The trade war has exacerbated the Chinese economic slowdown that has been years in the making. Recent months, in particular, have seen the mass migration of working-class Chinese return to their rural hometowns as unemployment spikes and businesses go bankrupt. According to a September analysis by U.S.-based Chinese economist He Qinglian, the true unemployment rate among working-age Chinese could be higher than 20 percent. Meanwhile, China faces food shortages if it cannot increase its economic competitiveness.
“Given the Trump administration’s stance on China, we believe that it is highly unlikely that Trump will sign a ‘superficial’ deal,” says SinoInsider. “And given that the CCP will do anything to survive, there is a very good chance that Xi will offer huge concessions at the last minute to avert raised tariffs, rescue the Chinese economy, and prop up the regime’s political legitimacy.”
However, negotiations between U.S. and Chinese officials have been frequent, but apparently inconclusive so far. At the end of January, Chinese Vice Premier Liu He concluded negotiations with U.S. officials and President Donald Trump at the White House, with little result except that both Xi and the American president were eager to hold one or more summits where more progress could be made. In mid-February, U.S. Treasury Secretary Steven Mnuchin met with Xi in Beijing for further talks.
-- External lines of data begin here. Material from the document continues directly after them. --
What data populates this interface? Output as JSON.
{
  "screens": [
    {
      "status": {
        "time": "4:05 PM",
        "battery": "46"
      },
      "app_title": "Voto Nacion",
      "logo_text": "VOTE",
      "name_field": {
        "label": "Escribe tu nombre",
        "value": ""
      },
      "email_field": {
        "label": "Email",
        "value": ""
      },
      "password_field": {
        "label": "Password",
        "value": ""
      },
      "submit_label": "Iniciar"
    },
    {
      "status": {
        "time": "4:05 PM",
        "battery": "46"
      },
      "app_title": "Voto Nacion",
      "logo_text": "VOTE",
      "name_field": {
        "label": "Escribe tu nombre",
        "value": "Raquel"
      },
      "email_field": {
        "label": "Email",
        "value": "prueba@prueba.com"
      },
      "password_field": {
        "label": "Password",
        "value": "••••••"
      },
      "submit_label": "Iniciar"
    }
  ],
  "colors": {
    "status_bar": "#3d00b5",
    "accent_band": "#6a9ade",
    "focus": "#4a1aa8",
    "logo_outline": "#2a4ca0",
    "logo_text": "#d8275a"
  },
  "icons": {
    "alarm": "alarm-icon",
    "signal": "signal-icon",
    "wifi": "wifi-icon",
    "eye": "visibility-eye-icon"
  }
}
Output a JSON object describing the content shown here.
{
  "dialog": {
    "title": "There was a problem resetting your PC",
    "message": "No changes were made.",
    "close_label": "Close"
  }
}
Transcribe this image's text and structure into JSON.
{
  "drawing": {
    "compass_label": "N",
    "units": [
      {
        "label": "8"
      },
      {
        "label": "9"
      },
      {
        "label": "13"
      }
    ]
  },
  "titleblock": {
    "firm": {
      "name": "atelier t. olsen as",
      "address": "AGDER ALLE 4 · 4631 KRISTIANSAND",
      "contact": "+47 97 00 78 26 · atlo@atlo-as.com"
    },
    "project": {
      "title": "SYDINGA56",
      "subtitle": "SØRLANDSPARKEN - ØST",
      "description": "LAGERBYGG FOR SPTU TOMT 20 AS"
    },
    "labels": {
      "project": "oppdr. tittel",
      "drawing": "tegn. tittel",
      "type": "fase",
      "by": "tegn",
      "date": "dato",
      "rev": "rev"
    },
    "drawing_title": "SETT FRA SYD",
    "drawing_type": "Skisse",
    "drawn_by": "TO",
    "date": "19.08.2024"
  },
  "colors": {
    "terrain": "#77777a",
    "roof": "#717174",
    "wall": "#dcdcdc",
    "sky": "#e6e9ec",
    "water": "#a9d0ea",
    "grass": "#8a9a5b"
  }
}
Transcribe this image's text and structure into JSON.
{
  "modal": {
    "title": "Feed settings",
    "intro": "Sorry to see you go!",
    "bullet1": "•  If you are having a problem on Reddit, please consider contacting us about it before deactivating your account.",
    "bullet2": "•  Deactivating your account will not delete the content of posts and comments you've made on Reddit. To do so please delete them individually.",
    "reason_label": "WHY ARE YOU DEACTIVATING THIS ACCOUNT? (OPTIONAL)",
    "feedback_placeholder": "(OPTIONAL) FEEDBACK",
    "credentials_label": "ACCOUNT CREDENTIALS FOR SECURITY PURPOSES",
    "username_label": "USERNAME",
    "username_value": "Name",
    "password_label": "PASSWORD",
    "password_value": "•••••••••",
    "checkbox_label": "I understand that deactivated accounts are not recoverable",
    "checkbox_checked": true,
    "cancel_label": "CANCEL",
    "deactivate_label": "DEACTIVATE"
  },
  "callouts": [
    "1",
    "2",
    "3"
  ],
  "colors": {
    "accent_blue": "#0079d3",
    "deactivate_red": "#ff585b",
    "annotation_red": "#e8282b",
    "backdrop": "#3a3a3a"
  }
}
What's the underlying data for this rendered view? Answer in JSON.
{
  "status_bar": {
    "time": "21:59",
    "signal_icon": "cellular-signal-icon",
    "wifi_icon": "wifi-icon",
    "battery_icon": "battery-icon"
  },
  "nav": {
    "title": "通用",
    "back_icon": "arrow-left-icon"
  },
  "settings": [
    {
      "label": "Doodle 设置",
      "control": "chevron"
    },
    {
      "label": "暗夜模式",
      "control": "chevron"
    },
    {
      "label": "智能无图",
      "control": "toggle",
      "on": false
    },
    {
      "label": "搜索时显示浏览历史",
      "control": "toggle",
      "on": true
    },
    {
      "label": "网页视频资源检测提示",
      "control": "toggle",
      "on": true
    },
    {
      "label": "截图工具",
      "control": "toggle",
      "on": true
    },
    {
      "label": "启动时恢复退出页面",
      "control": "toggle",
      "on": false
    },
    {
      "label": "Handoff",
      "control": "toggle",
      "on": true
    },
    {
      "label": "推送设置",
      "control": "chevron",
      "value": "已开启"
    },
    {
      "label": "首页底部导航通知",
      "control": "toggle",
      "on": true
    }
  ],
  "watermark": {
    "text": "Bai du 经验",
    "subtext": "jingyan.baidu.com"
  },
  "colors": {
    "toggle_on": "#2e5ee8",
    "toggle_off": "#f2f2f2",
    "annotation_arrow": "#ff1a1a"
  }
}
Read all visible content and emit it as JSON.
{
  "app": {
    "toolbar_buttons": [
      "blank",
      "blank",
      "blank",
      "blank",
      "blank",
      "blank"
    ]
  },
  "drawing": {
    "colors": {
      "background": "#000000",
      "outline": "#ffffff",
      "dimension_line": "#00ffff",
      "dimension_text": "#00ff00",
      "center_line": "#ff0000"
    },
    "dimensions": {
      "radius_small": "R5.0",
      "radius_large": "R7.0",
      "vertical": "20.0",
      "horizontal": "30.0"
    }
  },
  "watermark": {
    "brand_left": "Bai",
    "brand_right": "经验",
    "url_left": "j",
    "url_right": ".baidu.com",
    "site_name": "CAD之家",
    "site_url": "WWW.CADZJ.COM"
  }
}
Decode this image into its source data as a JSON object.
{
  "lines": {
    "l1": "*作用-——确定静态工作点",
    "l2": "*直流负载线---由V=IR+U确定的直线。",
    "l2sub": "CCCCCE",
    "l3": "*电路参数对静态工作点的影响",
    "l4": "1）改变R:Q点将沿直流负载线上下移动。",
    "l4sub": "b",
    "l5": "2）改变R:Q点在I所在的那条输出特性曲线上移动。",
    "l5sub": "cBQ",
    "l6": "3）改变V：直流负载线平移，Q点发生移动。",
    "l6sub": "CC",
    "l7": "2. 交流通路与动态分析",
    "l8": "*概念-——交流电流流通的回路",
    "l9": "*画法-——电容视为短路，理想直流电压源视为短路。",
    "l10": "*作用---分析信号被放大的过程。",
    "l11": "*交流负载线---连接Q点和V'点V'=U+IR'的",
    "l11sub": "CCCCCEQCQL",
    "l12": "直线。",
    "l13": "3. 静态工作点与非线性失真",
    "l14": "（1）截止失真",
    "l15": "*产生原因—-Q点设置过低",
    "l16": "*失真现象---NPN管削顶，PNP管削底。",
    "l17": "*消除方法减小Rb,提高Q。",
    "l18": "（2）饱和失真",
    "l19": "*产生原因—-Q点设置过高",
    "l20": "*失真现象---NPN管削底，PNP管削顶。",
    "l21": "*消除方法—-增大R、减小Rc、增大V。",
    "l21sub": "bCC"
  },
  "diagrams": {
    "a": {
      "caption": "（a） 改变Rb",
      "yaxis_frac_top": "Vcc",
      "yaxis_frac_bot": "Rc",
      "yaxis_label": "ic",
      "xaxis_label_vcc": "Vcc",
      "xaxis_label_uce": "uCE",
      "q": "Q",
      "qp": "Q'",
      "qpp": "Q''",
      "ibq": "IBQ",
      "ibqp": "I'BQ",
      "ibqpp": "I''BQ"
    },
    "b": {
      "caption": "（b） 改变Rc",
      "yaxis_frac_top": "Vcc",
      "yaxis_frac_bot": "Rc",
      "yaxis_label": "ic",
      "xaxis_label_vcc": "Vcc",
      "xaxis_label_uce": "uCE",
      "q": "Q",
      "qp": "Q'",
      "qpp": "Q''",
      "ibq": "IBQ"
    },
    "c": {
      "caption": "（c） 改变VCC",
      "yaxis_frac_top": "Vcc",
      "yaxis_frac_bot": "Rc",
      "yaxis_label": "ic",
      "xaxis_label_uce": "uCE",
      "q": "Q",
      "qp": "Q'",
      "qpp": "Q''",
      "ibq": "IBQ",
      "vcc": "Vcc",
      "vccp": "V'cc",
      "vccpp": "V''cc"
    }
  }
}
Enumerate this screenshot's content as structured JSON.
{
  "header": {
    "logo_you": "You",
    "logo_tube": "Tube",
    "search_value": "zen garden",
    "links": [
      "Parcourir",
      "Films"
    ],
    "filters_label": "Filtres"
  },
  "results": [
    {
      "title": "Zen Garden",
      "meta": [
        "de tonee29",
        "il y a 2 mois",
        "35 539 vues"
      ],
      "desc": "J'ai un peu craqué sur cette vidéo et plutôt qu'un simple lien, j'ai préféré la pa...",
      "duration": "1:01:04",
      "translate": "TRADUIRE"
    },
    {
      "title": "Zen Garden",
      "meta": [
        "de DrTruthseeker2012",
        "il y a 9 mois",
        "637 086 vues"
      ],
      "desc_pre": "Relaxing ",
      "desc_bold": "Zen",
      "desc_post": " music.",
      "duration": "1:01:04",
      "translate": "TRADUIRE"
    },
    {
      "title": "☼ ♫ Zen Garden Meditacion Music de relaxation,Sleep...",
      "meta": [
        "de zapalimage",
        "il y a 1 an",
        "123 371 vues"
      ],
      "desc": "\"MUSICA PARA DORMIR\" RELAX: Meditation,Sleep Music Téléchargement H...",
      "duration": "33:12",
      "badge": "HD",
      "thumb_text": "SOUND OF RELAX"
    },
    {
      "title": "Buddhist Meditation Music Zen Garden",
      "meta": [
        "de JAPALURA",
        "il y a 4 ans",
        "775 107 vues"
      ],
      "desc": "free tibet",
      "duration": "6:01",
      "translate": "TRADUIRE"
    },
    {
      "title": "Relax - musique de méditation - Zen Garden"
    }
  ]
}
According to SinoInsider, factional struggle in the CCP has prompted Xi to exercise special caution when dealing with the United States, as he must be able to package any deal with the United States in a way that does not leave him vulnerable to attack or even being deposed by his rivals.
In the late 1990s, the political faction of former Party chief Jiang Zemin piggybacked on China’s economic rise to create powerful cliques in the CCP regime and throughout the industrial and commercial sectors. Since coming to power, Xi’s efforts to stamp out these allegiances and impose his own order have driven formidable resistance from among the Party bureaucracy, as the latter saw their interests come under attack.
SinoInsider notes that since Xi met with Trump during the G-20 summit and negotiated the ceasefire, the CCP has held an unusual number of ideological study sessions. The consultancy says this trend reflects Xi’s concerns about insubordination among the CCP ranks as Beijing negotiates with the Trump administration from a position of weakness. “China will likely wait until the midnight hour before agreeing to a trade deal that meets U.S. demands because Xi and the CCP need to show the Chinese people that the regime had at least bothered to ‘stand its ground’ before ‘caving’ to external pressure,” SinoInsider explained in its analysis.